Battery: 2,000 Lithium Ion rechargeable. Battery is not user replaceable.

Performance: 1.5GHz Qualcomm MSM8960 Snapdragon S4 Krait dual core CPU. 1 gig RAM, 16 gigs internal storage.

Size: 5.31 x 2.72 x 0.35 inches. Weight: 4.73 ounces.

Phone: CDMA dual band digital 800/1900MHz. 3G EV-DO Rev. A and LTE 4G.

Camera: 1.3MP front camera and 8MP rear camera with LED flash, Back Side-Illuminated sensor and HTC ImageChip.

Audio: Built in speaker, mic and 3.5mm standard stereo headphone jack.

Networking: Integrated WiFi 802.11b/g/n, NFC with Google Wallet and Bluetooth 3.0+.

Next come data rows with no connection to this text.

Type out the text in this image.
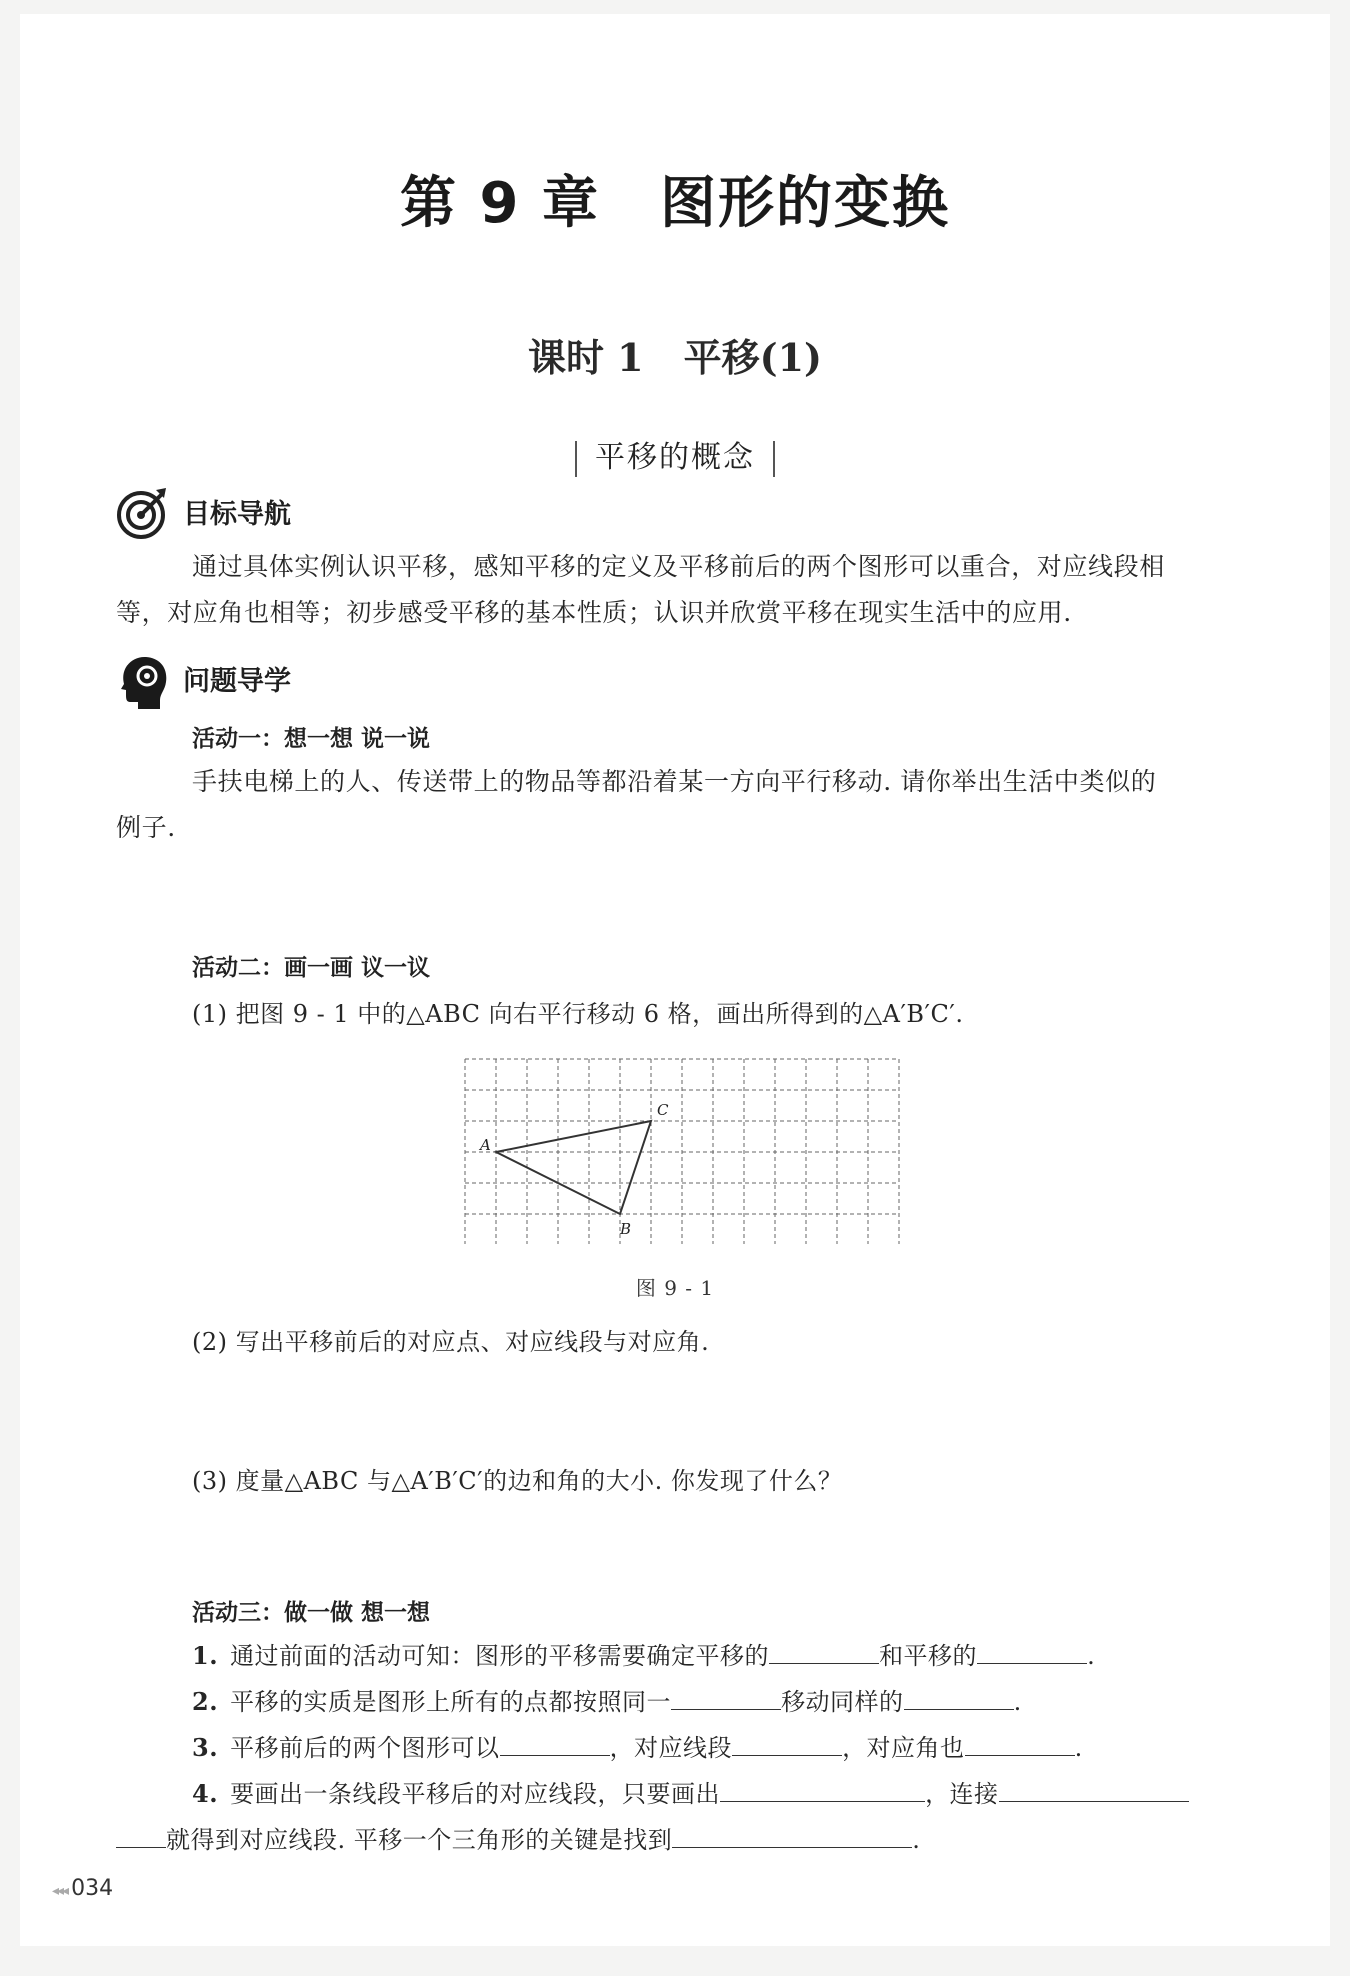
第 9 章 图形的变换
课时 1 平移(1)
平移的概念
目标导航
通过具体实例认识平移，感知平移的定义及平移前后的两个图形可以重合，对应线段相
等，对应角也相等；初步感受平移的基本性质；认识并欣赏平移在现实生活中的应用.
问题导学
活动一：想一想 说一说
手扶电梯上的人、传送带上的物品等都沿着某一方向平行移动. 请你举出生活中类似的
例子.
活动二：画一画 议一议
(1) 把图 9 - 1 中的△ABC 向右平行移动 6 格，画出所得到的△A′B′C′.
A
B
C
图 9 - 1
(2) 写出平移前后的对应点、对应线段与对应角.
(3) 度量△ABC 与△A′B′C′的边和角的大小. 你发现了什么？
活动三：做一做 想一想
1. 通过前面的活动可知：图形的平移需要确定平移的	和平移的	.
2. 平移的实质是图形上所有的点都按照同一	移动同样的	.
3. 平移前后的两个图形可以	，对应线段	，对应角也	.
4. 要画出一条线段平移后的对应线段，只要画出	，连接
就得到对应线段. 平移一个三角形的关键是找到	.
◂◂◂ 034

Software: Android OS 4.0.3 Ice Cream Sandwich with HTC Sense 4. Standard suite of Google Android applications are pre-installed. Sprint apps: Sprint TV, Sprint Music, Sprint Zone, Sprint HotSpot and TeleNav GPS Navigator. HTC apps; HTC Watch, HTC Music, Task Manager, HTC Mobile Guide Media Share, FM Radio and Car.

Expansion: 1 SDHC microSD card slot.